Navigating GPU memory limitations is key when dealing with large-scale machine learning models, and this includes working with Apple Silicon. A case in point is the challenge of running sophisticated models like Mixtral 8x7B on the M2 Ultra, which boasts 192GB of RAM.
At first glance, it appears feasible to accommodate these complex models within the substantial memory of the M2 Ultra, especially considering its unified memory architecture. Yet, in practice, this task can be more demanding than initially expected.
The memory required for storing model parameters varies based on their precision:
- Full Precision (
float32
): Each parameter, stored as a 32-bit floating point, requires 4 bytes of memory. - Half Precision (
float16
): Each parameter, represented as a 16-bit floating point, occupies 2 bytes of memory. - 8-bit Quantization (
int8
): Storing a parameter as an 8-bit integer takes up 1 byte of memory. - 4-bit Quantization (
int4
): Each parameter, stored as a 4-bit integer, uses only 0.5 bytes of memory.
To calculate total memory requirements, multiply the number of parameters by the bytes per parameter. For example, a 13 billion parameter model exceeds the 24GB VRAM of a GPU like RTX4090 even in half precision (13 * 2GB = 26GB).
The Mixtral 8x7B model operates with around 47 billion active parameters, not 56 billion as its name might suggest. This is due to its Sparse Mixture of Experts architecture.

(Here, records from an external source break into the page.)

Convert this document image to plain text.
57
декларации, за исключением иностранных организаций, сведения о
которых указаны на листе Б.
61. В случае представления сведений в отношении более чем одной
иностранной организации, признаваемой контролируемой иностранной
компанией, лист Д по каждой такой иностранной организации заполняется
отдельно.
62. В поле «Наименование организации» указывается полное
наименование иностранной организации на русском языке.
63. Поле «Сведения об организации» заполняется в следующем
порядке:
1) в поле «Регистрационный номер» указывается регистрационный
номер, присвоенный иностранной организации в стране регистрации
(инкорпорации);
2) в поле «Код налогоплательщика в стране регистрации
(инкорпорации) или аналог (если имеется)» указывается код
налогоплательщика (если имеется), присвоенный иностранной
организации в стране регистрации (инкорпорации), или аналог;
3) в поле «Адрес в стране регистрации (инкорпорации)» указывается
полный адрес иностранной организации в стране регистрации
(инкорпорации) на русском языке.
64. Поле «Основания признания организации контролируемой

For a deeper understanding, see the Mixtral 8x7B Deep Dive.
Considering the M2 Ultra with 192GB RAM:
- Full Precision: Requires about 188GB for a 47 billion parameter model, which is beyond the M2 Ultra's capacity.
- Half Precision: Requiring approximately 94GB, running such a model on the M2 Ultra is technically possible but comes with the risk of system instability. This is because, in practical terms, the M2 Ultra's GPU memory can effectively utilize about 70-75% of its total capacity, which is around 134GB. While not an official guideline, my experience suggests that adhering to this 70-75% usage threshold of the advertised memory is a prudent approach to maintain system stability and optimal performance.
- Quantized Models: 8-bit quantization reduces the requirement to about 47GB, and 4-bit quantization further lowers it to around 23.5GB.
Proper memory allocation prevents system inefficiencies and crashes. Moreover, a model's size isn't the only performance determinant. Its architecture and task complexity also significantly influence inference speed.
The M2 Ultra provides an advantage for running large models, but careful consideration of model precision, architecture, and memory management is key for stable, efficient performance.
Most models on Hugging Face are in half precision. Adapting the precision to align with your VRAM capabilities can be a practical approach. Using the formula mentioned earlier, opting for 8-bit precision can effectively match your VRAM capacity with the model's memory requirements. For instance, a model with 7 billion parameters in 8-bit precision would need 7GB of VRAM. This means such a model could potentially run on an 8GB MacBook Air, where the available VRAM aligns closely with the model's needs. However, for added caution and to ensure smoother operation, it's advisable to opt for 4-bit precision in such scenarios. This approach provides a safer margin by further reducing the memory requirement, enhancing the likelihood of compatibility and stable performance on systems like an 8GB MacBook Air.
Pop Quiz: Can a Microsoft Surface Laptop Studio 2 with an RTX4060 GPU (8GB VRAM) efficiently run a 7 billion parameter model in half precision?
Answer: No. The requirement for such a model is 7 * 2GB
or 14GB
, exceeding the 8GB VRAM. The Surface Laptop Studio 2 is limited for large model machine learning tasks, unless using heavily quantized models. With 7 billion half-precision parameters, the laptop struggles, needing CPU assistance.
I own one, and from my experience, it's quite limited for machine learning purposes. Almost useless. Consider the reason why many vendors shy away from explicitly advertising the VRAM capacity of the RTX4060 in these systems. The screenshot included here is from the vendor where I purchased mine, who are quite transparent about their specifications. They openly state the VRAM capacity, which is not a common practice. Even Microsoft tends to be less forthcoming about this detail; you usually have to delve deeper into the specifications to discover it.
If you're evaluating laptops with 8GB GPUs for AI projects, it's wise to reconsider. These systems typically lack the capacity for the high demands of such work. Instead, aim for laptops with 24GB GPUs, which represent the upper limit of consumer GPU VRAM currently available. Opting for this higher VRAM will prove beneficial in the long run. While even a 24GB GPU doesn't guarantee the ability to run all the cutting-edge models, it certainly allows you to work with a broader range of them compared to lower VRAM options.
In Apple Silicon environments, it's wise to remember that utilizing up to 70-75% of the advertised memory is safest to ensure stability and performance.
Consequently, whenever I purchase new Windows or Apple Silicon devices, I opt for the highest memory configuration on offer. While even 192GB may not meet the requirements for certain complex models, as highlighted in our discussion, it remains the best available option in the current market.